Cette fois-ci, Raila Odinga, 77 ans, à la tête de la coalition Azimio la Umoja One Kenya (Coalition pour l’unité), est tout près du Saint-Graal qu’il avait déjà cru atteindre lors de sa supposée victoire volée en 2007 au profit de Mwai Kibaki. Un contentieux électoral soldé dans le sang avec 1100 morts dans des violences post-électorales qui avaient débouché sur un gouvernement d’union nationale avec Odinga comme Premier ministre. En 2022, les temps ont changé pour «Baba », surnom de Odinga en Swahili, qui avait l’immense défi de s’imposer au delà de son bastion électoral de l’Ouest Kenyan. La figure historique de la politique kényane a innové en choisissant une femme comme colistière. Il s’agit de Martha Karua, 64 ans, avocate de formation, ancienne ministre de la justice surnommée la «dame de fer et candidate aux présidentielles de 2013.

Lui même Ingenieur médical formé en Allemagne de l’Est à l’époque soviétique, Odinga a fait campagne sur les thèmes de la lutte contre la corruption, de la mise en place d’un système de santé fiable et de la promesse d’un système éducatif gratuit. Son adversaire immédiat, le milliardaire William Ruto, 55 ans, autoproclamé «chef des débrouillards », est un ancien vendeur d’œufs qui a réussi à force de persévérance. Ruto a pour colistier à la tête de sa coalition Kenya Kwanza (Kenya d’abord) un certain Rigathi Gachagua, autre grande fortune et, surtout, ancien assistant personnel d’Uhuru Kenyatta (2001-2006) devenu un critique féroce du chef de l’Etat.
La préférence des kenyans semble pencher vers le ticket Raila Odinga -Martha Karua. En effet, en début d’après-midi du samedi, M. Odinga totalisait 52,54% des voix (2.288.315 voix), contre 46,76% (2.036.795 voix) pour William Ruto, sur 29,92% des bureaux de vote, selon des résultats officiels diffusés depuis Nairobi, dans la salle où la commission électorale indépendante (IEBC) procède aux opérations de collecte, comptage et vérification des résultats.

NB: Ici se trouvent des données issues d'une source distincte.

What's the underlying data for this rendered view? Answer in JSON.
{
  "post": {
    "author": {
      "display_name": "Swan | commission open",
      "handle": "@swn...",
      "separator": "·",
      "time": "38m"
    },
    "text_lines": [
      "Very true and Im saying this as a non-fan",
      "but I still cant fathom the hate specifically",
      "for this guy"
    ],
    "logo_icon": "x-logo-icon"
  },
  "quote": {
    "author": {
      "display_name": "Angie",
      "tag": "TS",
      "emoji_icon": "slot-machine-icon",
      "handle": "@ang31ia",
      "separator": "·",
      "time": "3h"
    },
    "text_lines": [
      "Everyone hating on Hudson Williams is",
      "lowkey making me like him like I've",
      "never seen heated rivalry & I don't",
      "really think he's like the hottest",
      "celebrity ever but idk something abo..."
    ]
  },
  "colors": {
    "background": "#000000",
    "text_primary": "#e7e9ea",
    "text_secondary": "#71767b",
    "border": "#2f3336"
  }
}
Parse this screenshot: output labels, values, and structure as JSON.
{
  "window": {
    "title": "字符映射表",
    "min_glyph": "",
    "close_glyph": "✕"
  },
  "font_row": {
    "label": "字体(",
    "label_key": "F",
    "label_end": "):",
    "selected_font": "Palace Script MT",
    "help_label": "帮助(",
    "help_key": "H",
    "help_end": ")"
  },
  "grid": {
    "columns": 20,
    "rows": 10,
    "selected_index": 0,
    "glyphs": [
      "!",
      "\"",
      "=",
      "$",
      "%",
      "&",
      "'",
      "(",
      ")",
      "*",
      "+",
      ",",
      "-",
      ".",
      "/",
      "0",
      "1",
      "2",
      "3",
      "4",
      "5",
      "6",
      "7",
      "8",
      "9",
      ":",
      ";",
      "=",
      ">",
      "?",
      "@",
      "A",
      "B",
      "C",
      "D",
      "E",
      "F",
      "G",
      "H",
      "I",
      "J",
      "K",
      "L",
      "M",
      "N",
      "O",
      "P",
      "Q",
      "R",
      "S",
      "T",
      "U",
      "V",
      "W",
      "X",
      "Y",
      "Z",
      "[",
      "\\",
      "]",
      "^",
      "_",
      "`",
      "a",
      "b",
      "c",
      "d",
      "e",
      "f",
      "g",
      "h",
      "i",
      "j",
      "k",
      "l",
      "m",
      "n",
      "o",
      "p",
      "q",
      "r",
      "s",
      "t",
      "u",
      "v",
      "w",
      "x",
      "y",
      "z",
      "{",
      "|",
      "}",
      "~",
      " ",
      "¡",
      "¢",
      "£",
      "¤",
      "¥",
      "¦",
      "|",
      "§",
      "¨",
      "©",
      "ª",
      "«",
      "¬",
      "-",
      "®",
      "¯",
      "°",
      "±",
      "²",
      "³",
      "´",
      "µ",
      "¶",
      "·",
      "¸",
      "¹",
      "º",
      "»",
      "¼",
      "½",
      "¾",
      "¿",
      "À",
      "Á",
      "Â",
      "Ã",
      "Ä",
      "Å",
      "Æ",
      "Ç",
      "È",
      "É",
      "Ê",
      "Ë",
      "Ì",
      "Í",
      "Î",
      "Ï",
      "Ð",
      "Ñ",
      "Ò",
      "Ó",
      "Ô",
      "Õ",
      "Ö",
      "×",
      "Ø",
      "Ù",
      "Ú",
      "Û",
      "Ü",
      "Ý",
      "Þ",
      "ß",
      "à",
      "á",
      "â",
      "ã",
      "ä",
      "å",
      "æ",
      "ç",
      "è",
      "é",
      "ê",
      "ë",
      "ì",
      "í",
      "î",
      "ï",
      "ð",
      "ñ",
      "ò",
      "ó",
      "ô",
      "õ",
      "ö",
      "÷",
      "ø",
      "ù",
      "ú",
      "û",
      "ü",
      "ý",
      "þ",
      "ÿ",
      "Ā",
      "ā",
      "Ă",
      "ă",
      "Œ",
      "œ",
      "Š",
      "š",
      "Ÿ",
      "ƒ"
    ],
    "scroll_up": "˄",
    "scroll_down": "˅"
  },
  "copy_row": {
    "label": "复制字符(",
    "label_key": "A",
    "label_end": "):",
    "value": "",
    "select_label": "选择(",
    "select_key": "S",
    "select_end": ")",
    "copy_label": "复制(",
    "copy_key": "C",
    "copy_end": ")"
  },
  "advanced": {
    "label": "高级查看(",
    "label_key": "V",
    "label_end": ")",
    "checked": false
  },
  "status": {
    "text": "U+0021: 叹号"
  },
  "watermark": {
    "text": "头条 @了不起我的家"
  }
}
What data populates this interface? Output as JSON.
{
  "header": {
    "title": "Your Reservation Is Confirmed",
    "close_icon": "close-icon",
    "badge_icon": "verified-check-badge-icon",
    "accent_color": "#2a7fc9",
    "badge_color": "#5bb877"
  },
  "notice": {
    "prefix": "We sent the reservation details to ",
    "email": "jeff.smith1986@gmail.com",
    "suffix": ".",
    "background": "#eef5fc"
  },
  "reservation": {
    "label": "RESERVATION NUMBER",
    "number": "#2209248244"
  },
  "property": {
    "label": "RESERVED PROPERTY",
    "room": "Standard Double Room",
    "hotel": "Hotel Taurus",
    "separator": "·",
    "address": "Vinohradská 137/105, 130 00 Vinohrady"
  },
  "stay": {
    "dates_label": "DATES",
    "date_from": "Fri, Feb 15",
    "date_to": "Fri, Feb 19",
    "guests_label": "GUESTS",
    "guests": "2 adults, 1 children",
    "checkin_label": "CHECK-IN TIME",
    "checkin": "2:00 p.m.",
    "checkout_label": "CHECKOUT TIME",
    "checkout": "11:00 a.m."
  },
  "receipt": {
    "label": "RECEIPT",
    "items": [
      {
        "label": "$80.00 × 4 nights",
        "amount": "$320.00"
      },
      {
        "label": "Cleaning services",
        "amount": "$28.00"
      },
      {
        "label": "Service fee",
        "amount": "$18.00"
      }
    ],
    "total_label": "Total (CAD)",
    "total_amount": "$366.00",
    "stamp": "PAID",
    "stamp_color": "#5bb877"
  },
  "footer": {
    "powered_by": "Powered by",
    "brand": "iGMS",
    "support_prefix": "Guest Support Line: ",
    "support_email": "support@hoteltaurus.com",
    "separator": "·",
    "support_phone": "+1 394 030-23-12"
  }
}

Si quatre candidats étaient en lice, l’élection se résume à un duel entre Raila Odinga, figure historique de l’opposition qui a reçu le soutien de M. Kenyatta et William Ruto, le vice-président sortant. Ce scrutin a été marqué par une participation en forte baisse: selon l’IEBC environ 65% des 22,1 millions d’électeurs se sont rendus aux urnes mardi, une forte baisse par rapport aux 78% enregistrés lors du scrutin d’août 2017. Depuis son indépendance en 1963, le Kenya a été dirigé uniquement par des présidents des ethnies kikuyu et kalenjin, dont sont issus, respectivement, MM. Kenyatta et Ruto. Odinga est un Luo soutenu par une colistiere Kikuyu. Pourvu que ces élections présidentielles et parlementaires marquent un nouveau départ pour la première économie d’Afrique de l’Est.